Download time was roughly the same (~15s), memory usage was negligible in both cases (<= 0.2%), but I got a huge difference in CPU load during the download:
Using Node + express.static(): 3.0 ~ 5.0% (single node process)
Using nginx: 0.3 ~ 0.7% (nginx process)
That's a tricky question to answer. If you wrote a really lightweight node server to just serve static files, it would most likely perform better than nginx, but it's not that simple. (Here's a "benchmark" comparing a nodejs file server and lighttpd - which is similar in performance to ngingx when serving static files).
Performance in regard to serving static files often comes down to more than just the web-server doing the work. If you want the highest performance possible, you'll be using a CDN to serve your files to reduce latency for end-users, and benefit from edge-caching.
If you're not worried about that, node can serve static files just fine in most situation. Node lends itself to asynchronous code, which it also relies on since it's single-threaded and any blocking i/o can block the whole process, and degrade your applications performance. More than likely you're writing your code in a non-blocking fashion, but if you are doing anything synchronously, you may cause blocking, which would degrade how fast other clients can get their static files served. The easy solution is to not write blocking code, but sometimes that's not a possibility, or you can't always enforce it.
Use Nginx to cache static files served by Node.js. The Nginx server is deployed in front of the Node.js server(s) to perform:
SSL
Termination:
Terminate HTTPS traffic from clients, relieving your upstream web and
application servers of the computational load of SSL/TLS encryption.

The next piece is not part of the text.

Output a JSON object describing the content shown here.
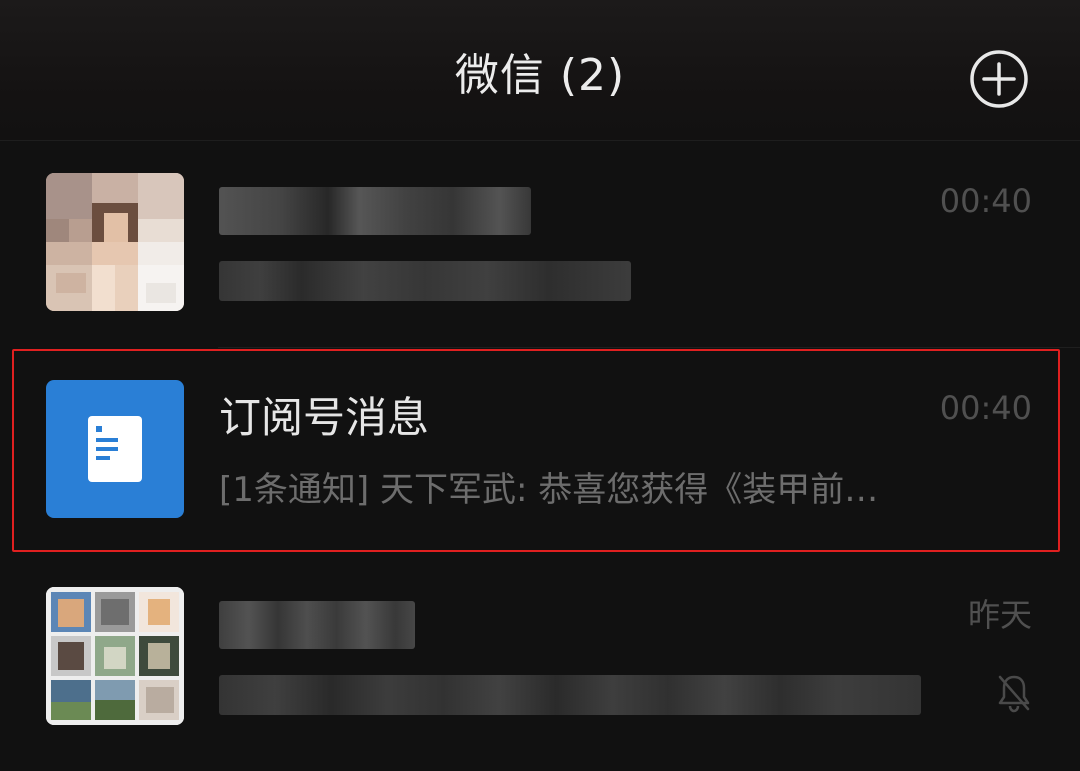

Configuring Basic Load Balancing with
NGINX:
set up NGINX Open Source or NGINX Plus as a load balancer in front of
two Node.js servers.
Content
Caching:
Caching responses from your Node.js app servers can both improve
response time to clients and reduce load on the servers, because
eligible responses are served immediately from the cache instead of
being generated again on the server.
I am certain that purely node.js can outperform nginx in a lot of aspect.
All said I have to stay NginX has an in-built cache, whereas node.js doesn't come with it factory installed (YOU HAVE TO BUILD YOUR OWN FILE CACHE).
The custom file cache does outperform nginx and any other server in the market as it is super simple.
Also Nginx runs on multiple cores. To use the full potential of Node you have to cluster node servers. If you are interested to know how then please pm.
You need to deep digger to achieve performance nirvana with node, that is the only problem. Once done hell yeah... it beats Nginx.